One problem with current medical tests is that they do not get both values of a conjugate pair of variables like position and momentum. They may have a static value like an ion concentration, but not a clue about the rate of change. They may also have a rate, like heart rate, for which there is neither a corresponding static value nor any data on the way it is currently changing. It is pretty clear the measures were deliberately chosen in a way that would eliminate evidence of dynamic changes, because these were hard to interpret. This has the effect of collapsing the phase space down into a configuration space with only half the number of dimensions. For comparison, consider the effect of collapsing an image of a three-dimensional object into two dimensions. This may or may not be possible to interpret, with only one dimension missing. Diagrams of four-dimensional objects projected onto two-dimensions are conundrums for mathematicians, and these still fall short of the confusion created by typical medical measurements. Interpreting the resulting report begins to resemble picking numbers for a lottery.

There was a case in the not-too-distant past where a transplant recipient was found to be infected with rabies. When I mentioned this to one doctor I was told this was so unbelievably improbable it was not surprising it took months to identify the problem and warn other recipients of organs from the same donor. This patient was being carefully monitored, and subjected to repeated laboratory tests during the months before the problem was identified. With such objective data you should not be falling back on guesses based on a priori probabilities. If objective measurements and expert interpretation were not able to quickly identify one of the most lethal diseases known what does this say about those measurements and opinions in less obvious situations?

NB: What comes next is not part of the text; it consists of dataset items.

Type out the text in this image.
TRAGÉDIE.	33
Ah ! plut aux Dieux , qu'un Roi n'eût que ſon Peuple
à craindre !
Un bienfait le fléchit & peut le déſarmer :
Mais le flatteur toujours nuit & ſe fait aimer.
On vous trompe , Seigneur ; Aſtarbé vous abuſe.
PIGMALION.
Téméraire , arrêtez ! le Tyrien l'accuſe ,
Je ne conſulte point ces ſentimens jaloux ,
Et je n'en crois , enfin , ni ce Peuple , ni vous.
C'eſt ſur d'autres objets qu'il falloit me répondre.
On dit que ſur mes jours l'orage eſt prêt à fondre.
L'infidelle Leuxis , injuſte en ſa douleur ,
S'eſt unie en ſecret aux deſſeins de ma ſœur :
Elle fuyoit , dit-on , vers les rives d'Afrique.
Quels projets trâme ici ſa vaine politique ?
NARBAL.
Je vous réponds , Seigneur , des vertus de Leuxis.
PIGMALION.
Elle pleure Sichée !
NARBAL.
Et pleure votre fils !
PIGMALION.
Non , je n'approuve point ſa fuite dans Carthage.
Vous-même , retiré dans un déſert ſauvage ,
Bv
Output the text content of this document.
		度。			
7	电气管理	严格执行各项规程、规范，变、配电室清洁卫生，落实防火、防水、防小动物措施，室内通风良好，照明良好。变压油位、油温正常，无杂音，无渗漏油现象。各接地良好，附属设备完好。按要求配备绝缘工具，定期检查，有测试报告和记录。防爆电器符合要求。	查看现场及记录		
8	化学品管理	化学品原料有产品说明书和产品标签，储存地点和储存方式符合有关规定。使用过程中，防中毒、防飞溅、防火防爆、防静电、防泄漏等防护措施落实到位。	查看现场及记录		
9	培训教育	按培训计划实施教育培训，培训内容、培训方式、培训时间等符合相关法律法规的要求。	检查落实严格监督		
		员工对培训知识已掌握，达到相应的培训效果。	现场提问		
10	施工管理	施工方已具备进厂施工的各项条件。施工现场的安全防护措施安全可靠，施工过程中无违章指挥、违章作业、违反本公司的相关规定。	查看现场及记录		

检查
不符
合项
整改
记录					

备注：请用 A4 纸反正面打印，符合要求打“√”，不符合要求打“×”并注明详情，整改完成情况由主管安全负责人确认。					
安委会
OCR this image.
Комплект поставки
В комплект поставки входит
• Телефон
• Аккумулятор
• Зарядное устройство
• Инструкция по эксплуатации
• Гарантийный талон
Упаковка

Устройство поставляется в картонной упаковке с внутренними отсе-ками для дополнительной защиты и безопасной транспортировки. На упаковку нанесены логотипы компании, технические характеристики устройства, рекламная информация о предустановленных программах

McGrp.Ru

All this leads to serious questions about the value and interpretation of routine tests which make up a substantial part of the healthcare budget. Perhaps there will come a future time when all these tests will be scrapped as a cost-saving measure, with all patient diagnosis and care beginning in the emergency department.

Comments

In response to one objection to that rabies case as an example, what would have made sense was for early tests to show evidence of infection, and most likely some kind of virus. Evidence the virus was attacking nerves should then narrow the possibilities, with common viruses quickly being ruled out. A delay of weeks to identify a very unexpected problem would be reasonable. In practice, this wasn't the way things worked at all. I'm less concerned with assigning blame for the particular lapse than asking what kind of common laboratory panels and ordinary diagnostic skills would allow such a lapse to slip by without involving gross negligence.

I'm afraid those numbers on reports serve much the same purpose as earlier explanations of illness: "an excess of yellow bile" (cholera), "an excess of black bile" (melancholia), "bad air" (malaria), "the influence of malign winter stars" (influenza) or "the King's Evil" (scrofula). Pasteur's innovation, "you have some kind of virus", was also easier to pronounce than the previously popular "phthisis" = wasting or "tissick", (though it would never compete with "phthisis florida" = "galloping consumption" for weighty impact on death certificates.)